AVS 50th International Symposium
    Biomaterial Interfaces Monday Sessions
       Session BI-MoA

Invited Paper BI-MoA1
Towards the Prevention of Protein Adsorption, and Bacterial and Cell Adhesion by Optimised Surface Modification

Monday, November 3, 2003, 2:00 pm, Room 307

Session: Non-fouling Surfaces and Biolubrication
Presenter: P. Kingshott, Risoe National Lab, Denmark
Authors: P. Kingshott, Risoe National Lab, Denmark
J. Wei, Risoe National Lab, Denmark
H. Thissen, CSIRO Molecular Science, Australia
N. Gadegaard, Univ. of Glasgow, UK
D. Selmeczi, Risoe National Lab, Denmark
L. Gram, Technical Univ. of Denmark, Denmark
D. Bagge-Ravn, Technical Univ. of Denmark, Denmark
N.B. Larsen, Risoe National Lab, Denmark
H.J. Griesser, University of South Australia
Correspondent: Click to Email

A non-fouling surface is still elusive since problems such as bacterial colonisation on medical devices and food processing equipment, and failure of implants caused by clotting and foreign body reactions are still existent.
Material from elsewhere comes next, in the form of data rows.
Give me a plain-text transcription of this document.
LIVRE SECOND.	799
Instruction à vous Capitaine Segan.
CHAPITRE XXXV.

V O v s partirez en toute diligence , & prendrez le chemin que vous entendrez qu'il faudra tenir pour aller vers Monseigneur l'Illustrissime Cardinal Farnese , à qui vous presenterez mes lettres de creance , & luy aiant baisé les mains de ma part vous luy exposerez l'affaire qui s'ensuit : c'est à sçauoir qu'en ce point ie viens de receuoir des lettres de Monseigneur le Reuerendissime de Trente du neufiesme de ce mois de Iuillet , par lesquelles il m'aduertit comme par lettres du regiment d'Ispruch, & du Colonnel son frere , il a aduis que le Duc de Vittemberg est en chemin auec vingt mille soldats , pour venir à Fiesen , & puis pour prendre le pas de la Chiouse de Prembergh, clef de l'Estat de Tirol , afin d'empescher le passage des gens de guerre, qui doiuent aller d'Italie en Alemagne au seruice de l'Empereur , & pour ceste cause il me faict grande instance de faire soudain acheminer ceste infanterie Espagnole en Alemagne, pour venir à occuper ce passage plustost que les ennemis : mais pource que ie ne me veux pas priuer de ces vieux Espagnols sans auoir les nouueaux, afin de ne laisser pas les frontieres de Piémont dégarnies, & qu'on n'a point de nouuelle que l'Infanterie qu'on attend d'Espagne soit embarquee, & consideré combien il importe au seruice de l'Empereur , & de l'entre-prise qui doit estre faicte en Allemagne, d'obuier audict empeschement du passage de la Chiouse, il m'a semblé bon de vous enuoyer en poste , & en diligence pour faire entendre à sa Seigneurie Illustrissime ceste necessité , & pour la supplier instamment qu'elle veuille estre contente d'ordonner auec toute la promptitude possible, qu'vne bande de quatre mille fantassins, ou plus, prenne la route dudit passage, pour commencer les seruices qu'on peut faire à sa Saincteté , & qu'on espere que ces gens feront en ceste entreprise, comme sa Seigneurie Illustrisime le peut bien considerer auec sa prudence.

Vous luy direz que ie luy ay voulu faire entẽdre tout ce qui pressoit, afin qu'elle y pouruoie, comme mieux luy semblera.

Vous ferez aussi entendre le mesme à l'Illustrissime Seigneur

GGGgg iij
Surface modification with PEG or PEO is the most effective way of reducing protein adsorption, and bacterial and cell adhesion (also called bio-adhesion). The best reports show that protein adsorption can be reduced to a fraction of the uncoated surface or even prevented. However, so far reductions in bacterial adhesion by PEG surfaces have only been marginally successful (up to 1 or 2 orders of magnitude). Why is this the case? Can surfaces that prevent protein adsorption also prevent bacterial and cell attachment? Can theoretical predictions of a non-fouling surface ever be put into practice by design of the perfect surface? In order to answer these questions it is necessary to be able to generate stable PEG layers with sufficiently high graft density and uniformity to provide the optimal steric repulsive barrier against bio-adhesion. In addition, to make the claim that a surface is non-fouling depends on one being able to detect protein adsorption below the threshold where no subsequent events can occur (such as bacterial adhesion). In this presentation some of these issues will be discussed. Surface modification based on plasma polymerisation and wet chemical methods are used to provide reactive groups for PEG grafting, confirmed by surface derivatisation reactions and surface analysis including XPS and ToF-SIMS. PEGs are grafted at their lower critical solution temperature (LCST) for maximal surface coverage. In addition, highly sensitive and specific surface mass spectrometry analysis (i.e. ToF-SIMS and surface-MALDI) is shown to be both very useful at detecting ultra-low levels of protein on the best PEG surfaces. Furthermore, the ability of PEG surfaces to prevent protein adsorption is heavily dependent on the size and type of protein.